Each word receives a composite quality confidence score blending geometric mean emission probability, margin, p10 log-prob, and boundary evidence, passed through piecewise-linear calibration to produce a value in [0, 1].


Development / CI

The project uses Clippy with -D warnings so that lint fixes are required before merge. Formatting is enforced with cargo fmt --check. No global Clippy allow flags are used in CI; a few lints are allowed locally where the team prefers readability (e.g. clippy::needless_range_loop in DP loops, clippy::too_many_arguments on grouping APIs). To run the same checks locally:

cargo fmt --all -- --check
cargo clippy --all-targets --features onnx -- -D warnings
cargo test --features onnx

Optional pre-commit hooks (format + clippy) are in githooks/. Enable with git config core.hooksPath githooks from the repo root; see githooks/README.md.

If you add CI (e.g. GitHub Actions), run these three steps as blocking jobs.

Manual crate publish workflow

A manual GitHub Action is available at .github/workflows/publish-crate-manual.yml.

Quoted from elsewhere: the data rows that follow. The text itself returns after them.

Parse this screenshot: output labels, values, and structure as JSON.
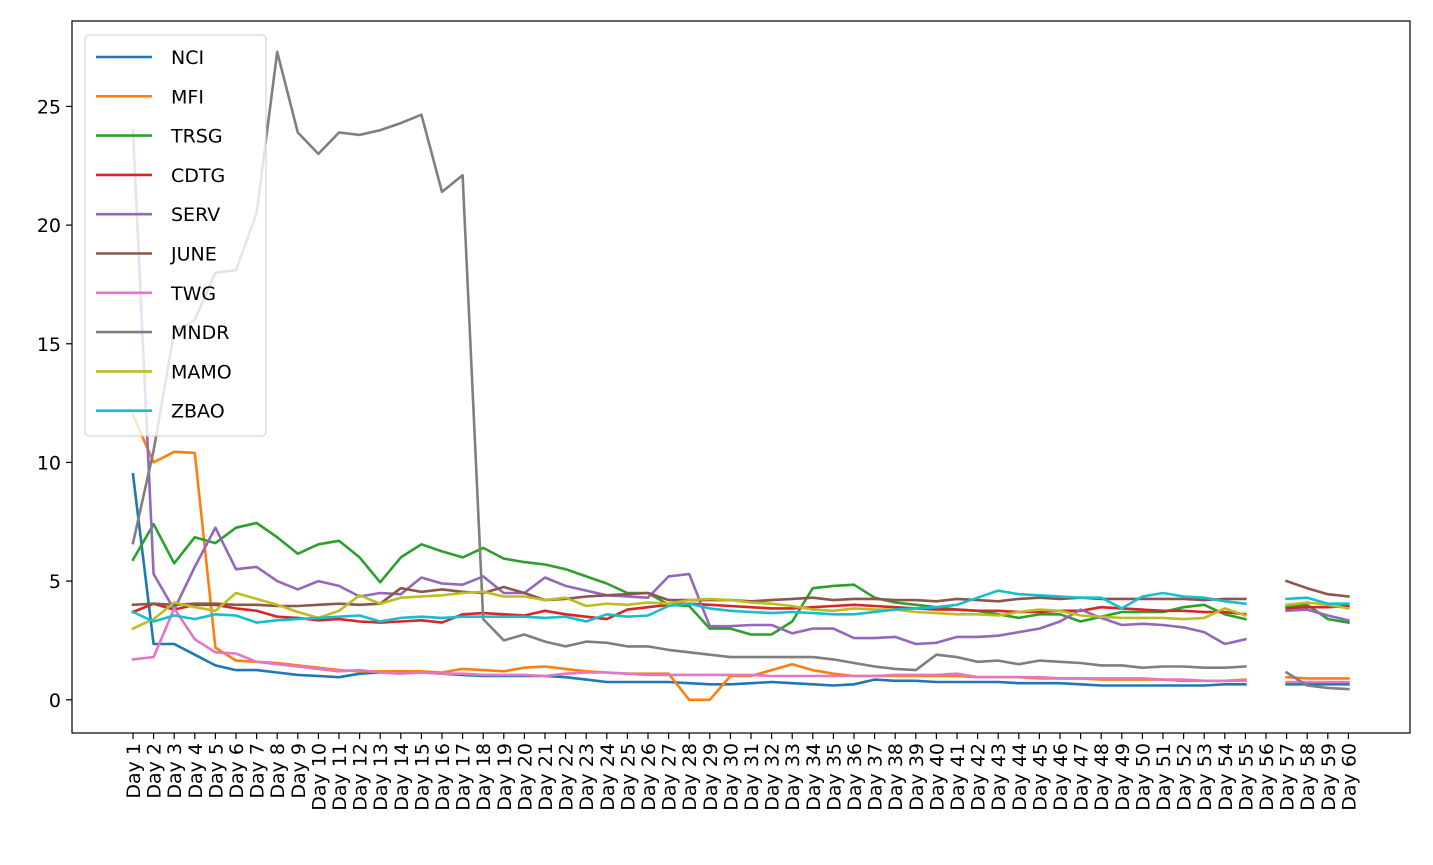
{
  "chart_data": {
    "type": "line",
    "title": "",
    "xlabel": "",
    "ylabel": "",
    "ylim": [
      -1.4,
      28.6
    ],
    "yticks": [
      0,
      5,
      10,
      15,
      20,
      25
    ],
    "grid": false,
    "legend_position": "upper-left",
    "categories": [
      "Day 1",
      "Day 2",
      "Day 3",
      "Day 4",
      "Day 5",
      "Day 6",
      "Day 7",
      "Day 8",
      "Day 9",
      "Day 10",
      "Day 11",
      "Day 12",
      "Day 13",
      "Day 14",
      "Day 15",
      "Day 16",
      "Day 17",
      "Day 18",
      "Day 19",
      "Day 20",
      "Day 21",
      "Day 22",
      "Day 23",
      "Day 24",
      "Day 25",
      "Day 26",
      "Day 27",
      "Day 28",
      "Day 29",
      "Day 30",
      "Day 31",
      "Day 32",
      "Day 33",
      "Day 34",
      "Day 35",
      "Day 36",
      "Day 37",
      "Day 38",
      "Day 39",
      "Day 40",
      "Day 41",
      "Day 42",
      "Day 43",
      "Day 44",
      "Day 45",
      "Day 46",
      "Day 47",
      "Day 48",
      "Day 49",
      "Day 50",
      "Day 51",
      "Day 52",
      "Day 53",
      "Day 54",
      "Day 55",
      "Day 56",
      "Day 57",
      "Day 58",
      "Day 59",
      "Day 60"
    ],
    "series": [
      {
        "name": "NCI",
        "color": "#1f77b4",
        "values": [
          9.5,
          2.35,
          2.35,
          1.9,
          1.45,
          1.25,
          1.25,
          1.15,
          1.05,
          1.0,
          0.95,
          1.1,
          1.15,
          1.15,
          1.15,
          1.1,
          1.05,
          1.0,
          1.0,
          1.0,
          1.0,
          0.95,
          0.85,
          0.75,
          0.75,
          0.75,
          0.75,
          0.7,
          0.65,
          0.65,
          0.7,
          0.75,
          0.7,
          0.65,
          0.6,
          0.65,
          0.85,
          0.8,
          0.8,
          0.75,
          0.75,
          0.75,
          0.75,
          0.7,
          0.7,
          0.7,
          0.65,
          0.6,
          0.6,
          0.6,
          0.6,
          0.6,
          0.6,
          0.65,
          0.65,
          null,
          0.65,
          0.65,
          0.65,
          0.65
        ]
      },
      {
        "name": "MFI",
        "color": "#ff7f0e",
        "values": [
          12.0,
          10.0,
          10.45,
          10.4,
          2.2,
          1.65,
          1.6,
          1.55,
          1.45,
          1.35,
          1.25,
          1.2,
          1.2,
          1.2,
          1.2,
          1.15,
          1.3,
          1.25,
          1.2,
          1.35,
          1.4,
          1.3,
          1.2,
          1.15,
          1.1,
          1.1,
          1.1,
          0.0,
          0.0,
          1.0,
          1.0,
          1.25,
          1.5,
          1.25,
          1.1,
          1.0,
          1.0,
          1.0,
          1.0,
          1.0,
          1.0,
          0.95,
          0.95,
          0.95,
          0.9,
          0.9,
          0.9,
          0.85,
          0.85,
          0.85,
          0.85,
          0.8,
          0.8,
          0.8,
          0.85,
          null,
          0.95,
          0.9,
          0.9,
          0.9
        ]
      },
      {
        "name": "TRSG",
        "color": "#2ca02c",
        "values": [
          5.9,
          7.4,
          5.75,
          6.85,
          6.6,
          7.25,
          7.45,
          6.85,
          6.15,
          6.55,
          6.7,
          6.0,
          4.95,
          6.0,
          6.55,
          6.25,
          6.0,
          6.4,
          5.95,
          5.8,
          5.7,
          5.5,
          5.2,
          4.9,
          4.5,
          4.5,
          4.0,
          3.95,
          3.0,
          3.0,
          2.75,
          2.75,
          3.3,
          4.7,
          4.8,
          4.85,
          4.3,
          4.1,
          4.0,
          3.9,
          3.8,
          3.75,
          3.6,
          3.45,
          3.6,
          3.6,
          3.3,
          3.5,
          3.7,
          3.7,
          3.7,
          3.9,
          4.0,
          3.6,
          3.4,
          null,
          3.9,
          4.0,
          3.4,
          3.25
        ]
      },
      {
        "name": "CDTG",
        "color": "#d62728",
        "values": [
          3.7,
          4.05,
          3.8,
          4.0,
          4.0,
          3.85,
          3.75,
          3.5,
          3.45,
          3.35,
          3.4,
          3.3,
          3.25,
          3.3,
          3.35,
          3.25,
          3.6,
          3.65,
          3.6,
          3.55,
          3.75,
          3.6,
          3.5,
          3.4,
          3.8,
          3.9,
          4.0,
          4.05,
          4.0,
          3.95,
          3.9,
          3.85,
          3.85,
          3.9,
          3.95,
          4.0,
          3.95,
          3.9,
          3.85,
          3.8,
          3.8,
          3.75,
          3.75,
          3.7,
          3.7,
          3.75,
          3.75,
          3.9,
          3.85,
          3.8,
          3.75,
          3.75,
          3.7,
          3.7,
          3.6,
          null,
          3.85,
          3.9,
          3.9,
          3.95
        ]
      },
      {
        "name": "SERV",
        "color": "#9467bd",
        "values": [
          24.0,
          5.3,
          3.8,
          5.6,
          7.25,
          5.5,
          5.6,
          5.0,
          4.65,
          5.0,
          4.8,
          4.35,
          4.5,
          4.45,
          5.15,
          4.9,
          4.85,
          5.2,
          4.5,
          4.5,
          5.15,
          4.8,
          4.6,
          4.4,
          4.35,
          4.3,
          5.2,
          5.3,
          3.1,
          3.1,
          3.15,
          3.15,
          2.8,
          3.0,
          3.0,
          2.6,
          2.6,
          2.65,
          2.35,
          2.4,
          2.65,
          2.65,
          2.7,
          2.85,
          3.0,
          3.3,
          3.8,
          3.45,
          3.15,
          3.2,
          3.15,
          3.05,
          2.85,
          2.35,
          2.55,
          null,
          3.75,
          3.8,
          3.55,
          3.35
        ]
      },
      {
        "name": "JUNE",
        "color": "#8c564b",
        "values": [
          4.0,
          4.05,
          4.0,
          4.05,
          4.05,
          4.0,
          4.0,
          3.95,
          3.95,
          4.0,
          4.05,
          4.0,
          4.05,
          4.7,
          4.55,
          4.65,
          4.55,
          4.5,
          4.75,
          4.5,
          4.2,
          4.25,
          4.35,
          4.4,
          4.45,
          4.5,
          4.2,
          4.2,
          4.2,
          4.2,
          4.15,
          4.2,
          4.25,
          4.3,
          4.2,
          4.25,
          4.25,
          4.2,
          4.2,
          4.15,
          4.25,
          4.2,
          4.15,
          4.25,
          4.3,
          4.25,
          4.3,
          4.25,
          4.25,
          4.25,
          4.25,
          4.25,
          4.2,
          4.25,
          4.25,
          null,
          5.0,
          4.7,
          4.45,
          4.35
        ]
      },
      {
        "name": "TWG",
        "color": "#e377c2",
        "values": [
          1.7,
          1.8,
          3.85,
          2.55,
          2.0,
          1.95,
          1.6,
          1.5,
          1.4,
          1.3,
          1.2,
          1.25,
          1.15,
          1.1,
          1.15,
          1.1,
          1.1,
          1.05,
          1.05,
          1.05,
          1.0,
          1.1,
          1.15,
          1.15,
          1.1,
          1.05,
          1.05,
          1.05,
          1.05,
          1.05,
          1.05,
          1.0,
          1.0,
          1.0,
          1.0,
          1.0,
          1.0,
          1.05,
          1.05,
          1.05,
          1.1,
          0.95,
          0.95,
          0.95,
          0.95,
          0.9,
          0.9,
          0.9,
          0.9,
          0.9,
          0.85,
          0.85,
          0.8,
          0.8,
          0.8,
          null,
          0.75,
          0.75,
          0.75,
          0.75
        ]
      },
      {
        "name": "MNDR",
        "color": "#7f7f7f",
        "values": [
          6.6,
          10.5,
          15.5,
          16.0,
          18.0,
          18.1,
          20.5,
          27.3,
          23.9,
          23.0,
          23.9,
          23.8,
          24.0,
          24.3,
          24.65,
          21.4,
          22.1,
          3.4,
          2.5,
          2.75,
          2.45,
          2.25,
          2.45,
          2.4,
          2.25,
          2.25,
          2.1,
          2.0,
          1.9,
          1.8,
          1.8,
          1.8,
          1.8,
          1.8,
          1.7,
          1.55,
          1.4,
          1.3,
          1.25,
          1.9,
          1.8,
          1.6,
          1.65,
          1.5,
          1.65,
          1.6,
          1.55,
          1.45,
          1.45,
          1.35,
          1.4,
          1.4,
          1.35,
          1.35,
          1.4,
          null,
          1.15,
          0.6,
          0.5,
          0.45
        ]
      },
      {
        "name": "MAMO",
        "color": "#bcbd22",
        "values": [
          3.0,
          3.4,
          4.1,
          3.9,
          3.75,
          4.5,
          4.25,
          4.0,
          3.7,
          3.45,
          3.75,
          4.4,
          4.05,
          4.3,
          4.35,
          4.4,
          4.5,
          4.55,
          4.35,
          4.35,
          4.2,
          4.3,
          3.95,
          4.05,
          4.0,
          4.1,
          4.05,
          4.2,
          4.25,
          4.2,
          4.1,
          4.05,
          3.95,
          3.8,
          3.75,
          3.85,
          3.8,
          3.8,
          3.7,
          3.65,
          3.6,
          3.6,
          3.55,
          3.7,
          3.8,
          3.75,
          3.55,
          3.5,
          3.45,
          3.45,
          3.45,
          3.4,
          3.45,
          3.85,
          3.55,
          null,
          4.0,
          4.1,
          4.0,
          3.85
        ]
      },
      {
        "name": "ZBAO",
        "color": "#17becf",
        "values": [
          3.7,
          3.3,
          3.55,
          3.4,
          3.6,
          3.55,
          3.25,
          3.35,
          3.4,
          3.45,
          3.5,
          3.55,
          3.3,
          3.45,
          3.5,
          3.45,
          3.5,
          3.5,
          3.5,
          3.5,
          3.45,
          3.5,
          3.3,
          3.6,
          3.5,
          3.55,
          3.95,
          4.05,
          3.85,
          3.75,
          3.7,
          3.65,
          3.7,
          3.65,
          3.6,
          3.6,
          3.7,
          3.8,
          3.85,
          3.9,
          4.0,
          4.3,
          4.6,
          4.45,
          4.4,
          4.35,
          4.3,
          4.3,
          3.85,
          4.35,
          4.5,
          4.35,
          4.3,
          4.15,
          4.05,
          null,
          4.25,
          4.3,
          4.05,
          4.05
        ]
      }
    ]
  }
}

Assume the version bump is already committed on the branch you run from (branch protection may prevent the action from pushing). The workflow only builds, packages, and publishes:

  • Actions → Publish crate (manual) → Run workflow (no inputs)

Required secret:

  • CRATES_IO_TOKEN (crates.io API token)

The workflow runs cargo build --release, cargo package, and cargo publish.


License

This project is licensed under the Mozilla Public License Version 2.0 — see the LICENSE file for details.